April 4, 2018

EJRC Article Review

EJRC Article Review

Patients with burn injuries may experience marked pharmacokinetic (PK) changes compared to healthy volunteers and patients admitted without burn injuries. These PK changes are related to both specific pathophysiologic alterations and the frequent use of supportive therapy in burn injury patients. Therefore, achieving adequate antibiotic drug concentrations in burn patients is challenging1. While therapeutic drug monitoring (TDM) overcomes PK changes by measuring serum antibiotic concentrations, it is not routinely done for beta-lactam antibiotics. Nevertheless, achieving target concentrations with standard dosing of beta-lactam antibiotics in critically ill patients and patients with burn injuries has proven to be extremely difficult 2.
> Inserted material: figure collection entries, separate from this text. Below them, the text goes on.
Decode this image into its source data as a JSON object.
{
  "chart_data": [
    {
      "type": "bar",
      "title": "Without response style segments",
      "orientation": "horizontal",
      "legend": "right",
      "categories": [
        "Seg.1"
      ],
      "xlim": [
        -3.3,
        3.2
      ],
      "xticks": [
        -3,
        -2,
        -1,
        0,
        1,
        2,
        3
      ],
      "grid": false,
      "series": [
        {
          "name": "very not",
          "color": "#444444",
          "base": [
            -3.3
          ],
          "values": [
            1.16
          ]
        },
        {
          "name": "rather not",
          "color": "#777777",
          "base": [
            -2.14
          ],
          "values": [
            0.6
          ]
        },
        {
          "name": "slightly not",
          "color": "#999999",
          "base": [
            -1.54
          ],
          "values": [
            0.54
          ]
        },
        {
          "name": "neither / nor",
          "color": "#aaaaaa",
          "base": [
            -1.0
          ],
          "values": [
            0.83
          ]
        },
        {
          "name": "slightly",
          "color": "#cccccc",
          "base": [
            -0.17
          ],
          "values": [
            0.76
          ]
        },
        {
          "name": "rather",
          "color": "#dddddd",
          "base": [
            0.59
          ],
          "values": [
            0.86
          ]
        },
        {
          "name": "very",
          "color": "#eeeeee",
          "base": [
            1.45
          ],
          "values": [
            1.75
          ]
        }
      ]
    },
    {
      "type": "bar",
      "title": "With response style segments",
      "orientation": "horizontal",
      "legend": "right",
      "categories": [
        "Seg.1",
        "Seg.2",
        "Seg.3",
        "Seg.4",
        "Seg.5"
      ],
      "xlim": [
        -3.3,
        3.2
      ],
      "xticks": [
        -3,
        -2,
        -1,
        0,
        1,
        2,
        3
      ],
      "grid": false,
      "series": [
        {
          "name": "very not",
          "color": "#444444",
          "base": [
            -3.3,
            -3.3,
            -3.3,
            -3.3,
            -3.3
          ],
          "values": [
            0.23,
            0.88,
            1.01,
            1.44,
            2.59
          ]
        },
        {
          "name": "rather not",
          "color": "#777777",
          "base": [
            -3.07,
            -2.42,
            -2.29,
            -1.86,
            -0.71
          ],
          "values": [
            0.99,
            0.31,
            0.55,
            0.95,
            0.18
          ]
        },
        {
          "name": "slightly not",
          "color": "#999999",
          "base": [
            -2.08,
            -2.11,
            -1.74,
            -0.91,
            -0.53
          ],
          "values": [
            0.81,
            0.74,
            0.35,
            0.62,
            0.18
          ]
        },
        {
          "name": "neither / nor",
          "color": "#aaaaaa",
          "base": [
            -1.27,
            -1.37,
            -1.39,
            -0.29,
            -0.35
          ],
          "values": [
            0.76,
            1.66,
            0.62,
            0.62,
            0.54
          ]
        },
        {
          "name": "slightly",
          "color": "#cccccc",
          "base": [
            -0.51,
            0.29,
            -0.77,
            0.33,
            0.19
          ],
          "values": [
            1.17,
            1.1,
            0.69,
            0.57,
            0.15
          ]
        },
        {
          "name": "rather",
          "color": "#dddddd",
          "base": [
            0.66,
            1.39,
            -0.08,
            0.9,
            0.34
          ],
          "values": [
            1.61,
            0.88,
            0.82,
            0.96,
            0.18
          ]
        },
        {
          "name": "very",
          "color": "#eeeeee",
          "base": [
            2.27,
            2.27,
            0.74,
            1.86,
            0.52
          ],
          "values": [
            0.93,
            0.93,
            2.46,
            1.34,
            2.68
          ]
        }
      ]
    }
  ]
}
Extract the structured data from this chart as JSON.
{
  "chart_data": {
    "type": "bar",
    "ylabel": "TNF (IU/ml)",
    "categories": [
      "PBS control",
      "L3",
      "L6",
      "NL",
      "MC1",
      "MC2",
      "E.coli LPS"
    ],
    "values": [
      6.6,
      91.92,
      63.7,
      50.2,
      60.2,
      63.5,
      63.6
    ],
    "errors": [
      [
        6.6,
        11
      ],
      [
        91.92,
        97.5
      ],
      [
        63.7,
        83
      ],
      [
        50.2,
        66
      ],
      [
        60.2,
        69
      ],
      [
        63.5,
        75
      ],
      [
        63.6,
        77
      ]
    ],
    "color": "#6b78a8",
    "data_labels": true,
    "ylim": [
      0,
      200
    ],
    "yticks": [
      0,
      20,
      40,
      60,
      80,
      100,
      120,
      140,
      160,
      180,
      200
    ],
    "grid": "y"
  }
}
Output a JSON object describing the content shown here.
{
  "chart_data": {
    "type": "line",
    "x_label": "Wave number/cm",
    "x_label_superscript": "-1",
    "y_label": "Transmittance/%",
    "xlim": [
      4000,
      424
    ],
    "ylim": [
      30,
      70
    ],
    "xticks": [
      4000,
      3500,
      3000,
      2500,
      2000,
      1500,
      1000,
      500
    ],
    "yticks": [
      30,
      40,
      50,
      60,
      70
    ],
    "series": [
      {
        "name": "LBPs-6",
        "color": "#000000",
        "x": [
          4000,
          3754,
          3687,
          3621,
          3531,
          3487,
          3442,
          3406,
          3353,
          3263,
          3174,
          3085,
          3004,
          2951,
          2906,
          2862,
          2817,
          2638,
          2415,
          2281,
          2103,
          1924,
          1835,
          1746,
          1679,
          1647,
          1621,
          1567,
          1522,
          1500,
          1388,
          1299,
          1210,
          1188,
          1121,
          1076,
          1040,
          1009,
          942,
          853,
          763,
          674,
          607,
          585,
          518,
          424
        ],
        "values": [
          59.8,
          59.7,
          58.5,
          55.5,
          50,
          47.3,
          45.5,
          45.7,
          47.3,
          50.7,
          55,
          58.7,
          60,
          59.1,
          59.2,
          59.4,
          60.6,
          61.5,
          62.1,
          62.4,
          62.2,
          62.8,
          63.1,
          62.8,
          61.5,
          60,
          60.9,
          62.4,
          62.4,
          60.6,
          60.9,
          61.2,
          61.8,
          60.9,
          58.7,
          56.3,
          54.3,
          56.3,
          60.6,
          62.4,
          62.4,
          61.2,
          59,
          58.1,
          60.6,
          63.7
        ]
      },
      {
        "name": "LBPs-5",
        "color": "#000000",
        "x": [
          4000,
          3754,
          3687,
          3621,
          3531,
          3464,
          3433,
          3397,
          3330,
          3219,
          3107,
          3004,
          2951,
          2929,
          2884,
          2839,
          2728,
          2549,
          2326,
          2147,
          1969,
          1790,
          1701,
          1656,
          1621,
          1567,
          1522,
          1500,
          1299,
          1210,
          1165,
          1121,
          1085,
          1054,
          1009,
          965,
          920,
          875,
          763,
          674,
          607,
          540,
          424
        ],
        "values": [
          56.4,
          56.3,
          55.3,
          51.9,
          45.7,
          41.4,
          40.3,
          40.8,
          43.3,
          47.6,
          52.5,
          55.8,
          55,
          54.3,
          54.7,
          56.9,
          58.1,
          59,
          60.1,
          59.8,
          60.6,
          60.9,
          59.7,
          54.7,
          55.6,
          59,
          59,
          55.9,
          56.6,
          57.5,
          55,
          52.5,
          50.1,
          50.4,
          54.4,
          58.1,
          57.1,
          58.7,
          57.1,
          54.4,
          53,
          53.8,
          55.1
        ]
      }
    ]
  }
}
Fournier and colleagues3 performed a 3-year prospective, monocentric, randomised controlled trial to assess the impact of systematic TDM with same day real-time dose adaptation on achieving beta-lactam antibiotic concentrations within the therapeutic range.

Target concentrations were defined as trough concentrations exceeding the minimal inhibitory concentration (MIC) of the causative pathogen, i.e 100%fT>MIC or Cmin/MIC ³ 1. The upper limit was defined as a trough MIC ratio of approximately 4-8.

Thirty-eight patients were randomised and 73 episodes of infection were observed.

  • The number of through levels falling within the predefined range was significantly higher (74%) in the intervention group compared to the control group (56%), aOR=2.34 [95%CI: 1.17-4.81], p<0.05, as well as the number of days within the predefined target range (65% vs. 55%) OR=1.64 [95%CI: 1.16-2.32], p<0.05.
  • Total antibiotic consumption and infection outcomes were not different between the two groups.

Strengths & Limitations

The strength of this randomised controlled trial is that it demonstrates that using TDM for beta-lactam antibiotic therapy increases the number of patients achieving a predefined PK/PD target. This study however is limited by the change in beta-lactam infusion time from 30 minutes to a 2-hour infusion during the clinical trial. Also, there was delay in dose adjustment of sample taken over the weekend; and in few cases, doses were adjusted to the pathogen’s real MIC. Indeed, prolonging the duration of infusion inevitably leads to higher trough concentrations (and lower peak concentrations) and it is not clear what impact this had on the number of patients achieving target concentrations.

Take home message

TDM of beta-lactam antibiotics allows clinicians to improve upon reaching predefined target concentrations in severely ill patients. Whether or not TDM of beta-lactam antibiotics will lead to better patient outcomes will largely depend on defining the optimal PK/PD target first.

Article review for the ESICM Journal Review Club provided by Dr Barbara Borgatta and Dr Sofie Dhaese on behalf of the Antimicrobial Use Working Group.

 

References

  1.  Udy AA, Roberts JA, Lipman J, Blot S. The effects of major burn related pathophysiological changes on the pharmacokinetics and pharmacodynamics of drug use: An appraisal utilising antibiotics. Adv Drug Deliv Rev 2018; 123: 65–74.
  2. Roberts JA, Paul SK, Akova M, et al. DALI: defining antibiotic levels in intensive care unit patients: are current β-lactam antibiotic doses sufficient for critically ill patients? Clin Infect Dis 2014; 58: 1072–83.
  3. Fournier A, Eggimann P, Pantet O, et al. Impact of Real-Time Therapeutic Drug Monitoring on the Prescription of Antibiotics in Burn Patients Requiring Admission to the Intensive Care Unit. Antimicrob Agents Chemother 2018; 62. DOI:10.1128/AAC.01818-17.